The original post: /r/nvidia by /u/Ok_Cartographer_6086 on 2024-12-20 01:47:19.
I am not a nut.
I posted here a while back that I could predict my 4090 was about to crash when the screen flickered but if I could go into the NVIDIA settings and see it as >= 42C I had to manually enable GPU fan settings to 100% to cool it down and set powermiser to prefer max performance. I also had frequent segmentation faults - usually when running something important to me like an IDE but could game at 260hrz for hours… OS and driver independent - tried all combinations of Windows, Ubuntu, Debian and “don’t break Debian” drivers or the run scripts.

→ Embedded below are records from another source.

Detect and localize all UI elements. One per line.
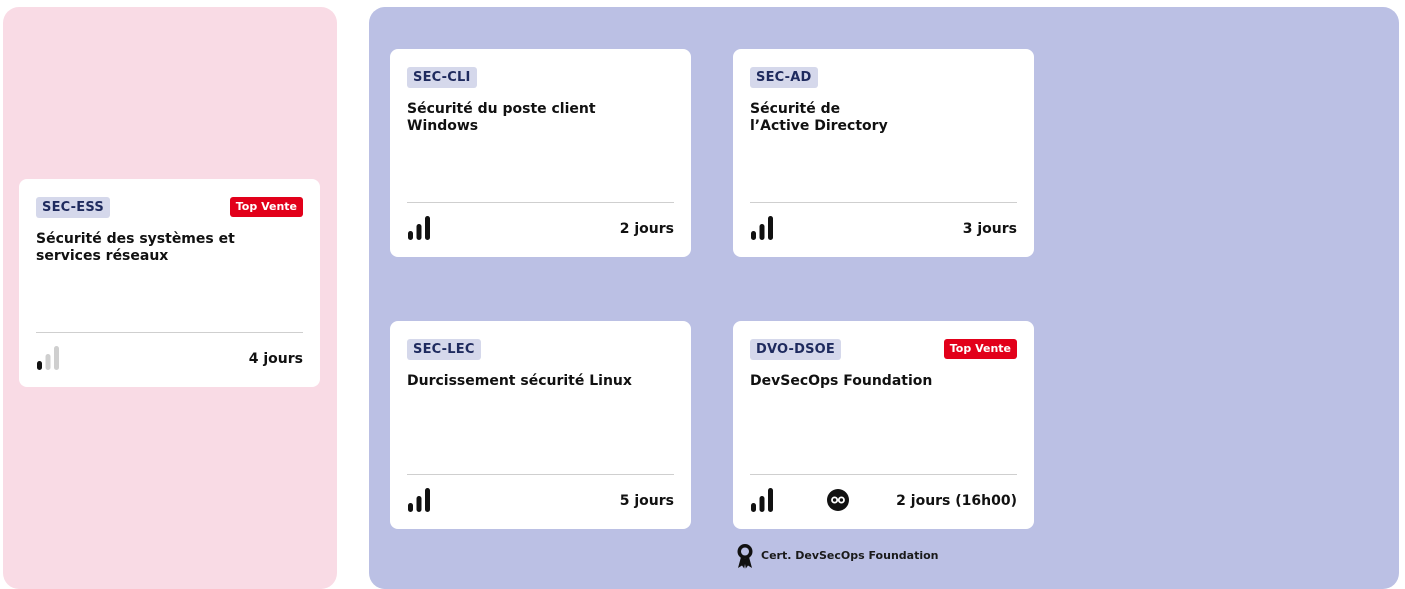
card-header: SEC-AD [750,67,1017,89]
course-duration: 2 jours [619,221,674,237]
level-bar [759,224,765,240]
level-bar [751,503,756,512]
level-bar [768,488,773,512]
course-code: SEC-LEC [407,339,481,360]
level-bar [416,496,422,512]
course-card-dvo-dsoe[interactable]: DVO-DSOE Top Vente DevSecOps Foundation … [733,321,1034,529]
course-title[interactable]: Sécurité des systèmes et services réseau… [36,231,251,265]
course-code: SEC-AD [750,67,818,88]
level-bar [54,346,59,370]
right-panel: SEC-CLI Sécurité du poste client Windows… [369,7,1399,589]
card-header: SEC-ESS Top Vente [36,197,303,219]
card-header: SEC-CLI [407,67,674,89]
course-code: SEC-ESS [36,197,110,218]
card-divider [750,202,1017,203]
card-divider [36,332,303,333]
level-bars-icon [408,488,430,512]
course-card-sec-ess[interactable]: SEC-ESS Top Vente Sécurité des systèmes … [19,179,320,387]
certification-label: Cert. DevSecOps Foundation [761,549,939,562]
award-ribbon-icon [737,544,753,569]
left-panel: SEC-ESS Top Vente Sécurité des systèmes … [3,7,337,589]
course-title[interactable]: Durcissement sécurité Linux [407,373,669,390]
level-bar [416,224,422,240]
course-title[interactable]: Sécurité de l’Active Directory [750,101,900,135]
card-divider [750,474,1017,475]
top-vente-badge: Top Vente [943,339,1017,359]
course-title[interactable]: Sécurité du poste client Windows [407,101,622,135]
course-card-sec-lec[interactable]: SEC-LEC Durcissement sécurité Linux 5 jo… [390,321,691,529]
course-duration: 5 jours [619,493,674,509]
level-bar [408,231,413,240]
level-bars-icon [751,216,773,240]
card-divider [407,474,674,475]
level-bar [37,361,42,370]
level-bar [759,496,765,512]
level-bars-icon [751,488,773,512]
co-badge-icon [827,489,849,511]
level-bar [425,216,430,240]
level-bar [425,488,430,512]
level-bar [751,231,756,240]
card-divider [407,202,674,203]
course-duration: 2 jours (16h00) [896,493,1017,509]
course-card-sec-ad[interactable]: SEC-AD Sécurité de l’Active Directory 3 … [733,49,1034,257]
level-bar [408,503,413,512]
course-code: SEC-CLI [407,67,477,88]
top-vente-badge: Top Vente [229,197,303,217]
level-bar [768,216,773,240]
level-bars-icon [408,216,430,240]
course-code: DVO-DSOE [750,339,841,360]
course-duration: 4 jours [248,351,303,367]
course-card-sec-cli[interactable]: SEC-CLI Sécurité du poste client Windows… [390,49,691,257]
card-header: DVO-DSOE Top Vente [750,339,1017,361]
course-title[interactable]: DevSecOps Foundation [750,373,1012,390]
course-duration: 3 jours [962,221,1017,237]
card-header: SEC-LEC [407,339,674,361]
level-bars-icon [37,346,59,370]
level-bar [45,354,51,370]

I understand my post was relatively dismissed because 42C isn’t that hot for these chips. After a lot of really deep dives into my system I was convinced there was an issue with the physical unit and it was definitely not CPU / RAM / MB / OS / Driver related.
I pulled off the fans and radiator and replaced the entire cooling system with liquid coolant. First thing I noticed was the temp settling in around 60C being idle. I’ve never seen the temp that high before but things are really stable (ubuntu).
Before this the magic number was always 42C before it crashed. (I’m not sure if there’s any significance or meaning to that number, 6x9 maybe? :)
I think there was something wrong with my temp sensor, maybe I was way higher than 42(! if you know you know) and taking the cooling job away from the GPU and giving it to the water cooler was the fix.
What’s your high end machines resting thermal temp? 63C right now just on reddit but it’s a new cooling system so I need to still add some radiators.